Do a quick Google search for news stories about a black police officer killing a white teenager and the internet will spit back dozens of stories about precisely the opposite scenario. Michael Brown after Michael Brown.

But you’ll also find the Orange, Texas case of Captain Robert Arnold, a black Ranger who wrongfully killed James Whitehead, a white former Marine. Whitehead barked racial slurs at Arnold, who was responding to an altercation at an auto parts store, but the police insisted the slurs had nothing to do with the use of force. Arnold’s name was released to the press immediately. He was placed on administrative leave following the shooting.

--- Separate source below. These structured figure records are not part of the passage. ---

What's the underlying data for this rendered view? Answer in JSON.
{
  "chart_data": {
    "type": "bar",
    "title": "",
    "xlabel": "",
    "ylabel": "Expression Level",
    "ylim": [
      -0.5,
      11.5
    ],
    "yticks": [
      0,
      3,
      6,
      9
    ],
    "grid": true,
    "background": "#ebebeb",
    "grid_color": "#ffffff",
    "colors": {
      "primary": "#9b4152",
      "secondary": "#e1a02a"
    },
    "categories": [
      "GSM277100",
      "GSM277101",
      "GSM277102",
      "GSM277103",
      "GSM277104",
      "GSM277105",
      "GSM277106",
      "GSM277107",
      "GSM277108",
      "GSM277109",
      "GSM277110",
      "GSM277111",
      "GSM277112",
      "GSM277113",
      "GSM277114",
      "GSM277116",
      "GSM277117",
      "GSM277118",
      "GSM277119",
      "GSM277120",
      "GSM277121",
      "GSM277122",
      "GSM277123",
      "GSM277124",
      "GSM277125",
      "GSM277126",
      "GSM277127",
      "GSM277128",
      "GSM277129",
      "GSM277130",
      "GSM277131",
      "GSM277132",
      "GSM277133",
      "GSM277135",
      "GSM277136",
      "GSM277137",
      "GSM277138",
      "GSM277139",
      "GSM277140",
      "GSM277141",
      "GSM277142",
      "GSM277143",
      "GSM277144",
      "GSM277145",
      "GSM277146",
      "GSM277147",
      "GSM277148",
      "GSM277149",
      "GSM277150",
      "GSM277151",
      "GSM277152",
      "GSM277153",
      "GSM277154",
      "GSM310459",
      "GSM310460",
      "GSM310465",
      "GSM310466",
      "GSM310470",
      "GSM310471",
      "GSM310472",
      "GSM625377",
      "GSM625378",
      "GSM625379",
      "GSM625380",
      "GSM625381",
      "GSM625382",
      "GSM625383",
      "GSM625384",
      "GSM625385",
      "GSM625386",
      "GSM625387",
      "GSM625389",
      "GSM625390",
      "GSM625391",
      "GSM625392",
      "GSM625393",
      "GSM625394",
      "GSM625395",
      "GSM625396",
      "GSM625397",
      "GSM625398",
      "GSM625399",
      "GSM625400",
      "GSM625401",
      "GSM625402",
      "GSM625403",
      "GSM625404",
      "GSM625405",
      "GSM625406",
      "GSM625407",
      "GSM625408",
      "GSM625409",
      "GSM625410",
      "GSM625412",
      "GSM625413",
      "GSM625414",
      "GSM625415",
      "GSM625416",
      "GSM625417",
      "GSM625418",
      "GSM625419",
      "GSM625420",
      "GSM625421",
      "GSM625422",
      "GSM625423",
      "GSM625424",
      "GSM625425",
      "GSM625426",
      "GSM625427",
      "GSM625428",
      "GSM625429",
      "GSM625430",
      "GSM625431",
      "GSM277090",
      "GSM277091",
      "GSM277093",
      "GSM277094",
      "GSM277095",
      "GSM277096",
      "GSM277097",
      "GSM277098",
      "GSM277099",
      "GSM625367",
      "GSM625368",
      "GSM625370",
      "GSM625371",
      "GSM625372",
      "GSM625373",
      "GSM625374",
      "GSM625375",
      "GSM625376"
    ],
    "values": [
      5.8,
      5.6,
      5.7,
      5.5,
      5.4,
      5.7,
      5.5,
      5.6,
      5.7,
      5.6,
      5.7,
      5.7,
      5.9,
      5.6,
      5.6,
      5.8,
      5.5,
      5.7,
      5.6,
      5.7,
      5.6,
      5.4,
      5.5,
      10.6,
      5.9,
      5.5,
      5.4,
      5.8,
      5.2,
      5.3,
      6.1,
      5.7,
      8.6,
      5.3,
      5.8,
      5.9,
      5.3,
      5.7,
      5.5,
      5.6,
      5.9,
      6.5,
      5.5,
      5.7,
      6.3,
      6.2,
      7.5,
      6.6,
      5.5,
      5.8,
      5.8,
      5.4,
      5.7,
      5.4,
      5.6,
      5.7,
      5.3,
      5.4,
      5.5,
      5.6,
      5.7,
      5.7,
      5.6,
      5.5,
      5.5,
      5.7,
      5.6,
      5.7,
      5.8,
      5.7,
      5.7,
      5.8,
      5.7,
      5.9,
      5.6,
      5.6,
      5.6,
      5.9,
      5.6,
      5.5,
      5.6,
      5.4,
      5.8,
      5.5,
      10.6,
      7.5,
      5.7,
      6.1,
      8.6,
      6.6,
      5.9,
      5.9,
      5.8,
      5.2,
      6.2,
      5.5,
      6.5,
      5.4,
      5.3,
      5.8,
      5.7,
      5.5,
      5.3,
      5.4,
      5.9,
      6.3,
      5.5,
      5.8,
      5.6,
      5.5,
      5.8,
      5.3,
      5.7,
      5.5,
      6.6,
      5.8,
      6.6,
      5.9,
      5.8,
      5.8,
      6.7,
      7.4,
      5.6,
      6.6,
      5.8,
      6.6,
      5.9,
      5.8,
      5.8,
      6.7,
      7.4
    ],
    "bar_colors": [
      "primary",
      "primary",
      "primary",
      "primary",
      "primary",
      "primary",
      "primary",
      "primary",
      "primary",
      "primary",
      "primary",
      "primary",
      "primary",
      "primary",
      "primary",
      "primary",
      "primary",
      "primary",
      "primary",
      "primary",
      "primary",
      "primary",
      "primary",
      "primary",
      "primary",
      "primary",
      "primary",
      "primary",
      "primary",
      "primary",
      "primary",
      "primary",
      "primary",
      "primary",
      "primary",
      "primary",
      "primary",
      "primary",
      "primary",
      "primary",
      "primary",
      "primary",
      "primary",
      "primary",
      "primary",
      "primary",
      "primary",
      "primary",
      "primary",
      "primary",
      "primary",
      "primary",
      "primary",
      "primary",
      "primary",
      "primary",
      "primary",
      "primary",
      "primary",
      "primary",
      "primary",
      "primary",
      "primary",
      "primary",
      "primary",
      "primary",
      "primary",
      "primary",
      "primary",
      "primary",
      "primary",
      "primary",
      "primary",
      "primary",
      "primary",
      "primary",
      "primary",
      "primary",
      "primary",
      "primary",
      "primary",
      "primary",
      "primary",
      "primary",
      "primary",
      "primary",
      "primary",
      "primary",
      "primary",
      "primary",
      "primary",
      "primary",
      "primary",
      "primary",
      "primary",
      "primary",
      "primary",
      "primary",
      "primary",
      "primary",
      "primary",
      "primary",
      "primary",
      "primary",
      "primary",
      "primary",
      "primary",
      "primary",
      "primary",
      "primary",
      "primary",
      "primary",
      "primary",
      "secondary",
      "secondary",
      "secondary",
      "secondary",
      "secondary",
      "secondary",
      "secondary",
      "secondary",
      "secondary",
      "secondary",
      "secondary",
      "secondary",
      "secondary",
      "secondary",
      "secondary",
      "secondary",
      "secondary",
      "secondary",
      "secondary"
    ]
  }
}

A Grand Jury said it lacked sufficient evidence to recommend a prosecution, but Arnold was nevertheless suspended indefinitely because, as police chief Sam Kittrell told Arnold in a letter, “alternative measures on your part would have prevented the necessity of the use of deadly force.”

Perhaps the investigation into the Wilson shooting will proceed just as smoothly from this point forward. Perhaps Jackson will have compelling answers to the above questions next time he meets the press. But nothing we’ve seen so far inspires much confidence that either of these things will happen.

UPDATE: We now have an answer to question number four, above. According to Police Chief Jackson, “The initial contact between the officer [Darren Wilson] and Mr. Brown was not related to the robbery.” Wilson approached Brown and his companion “because they were walking down the middle of the street, blocking traffic.”

In other words, Wilson didn’t know about the robbery at all when the encounter began. Which calls the incident report’s legal relevance to the circumstance of the shooting into question. If the altercation began under totally different pretenses, why try to connect the two? One reason would be to build a narrative that’s consistent with Wilson’s story. If Brown had just committed a crime, and was willing to tussle, and Wilson thought he was dealing with a couple of harmless jaywalkers, then it’s easier to believe that Brown was combative and Wilson was caught off guard. Both things need to be true if we’re to believe Wilson’s version of eventsthat Brown assaulted him, lunged for his gun, and was subsequently shot.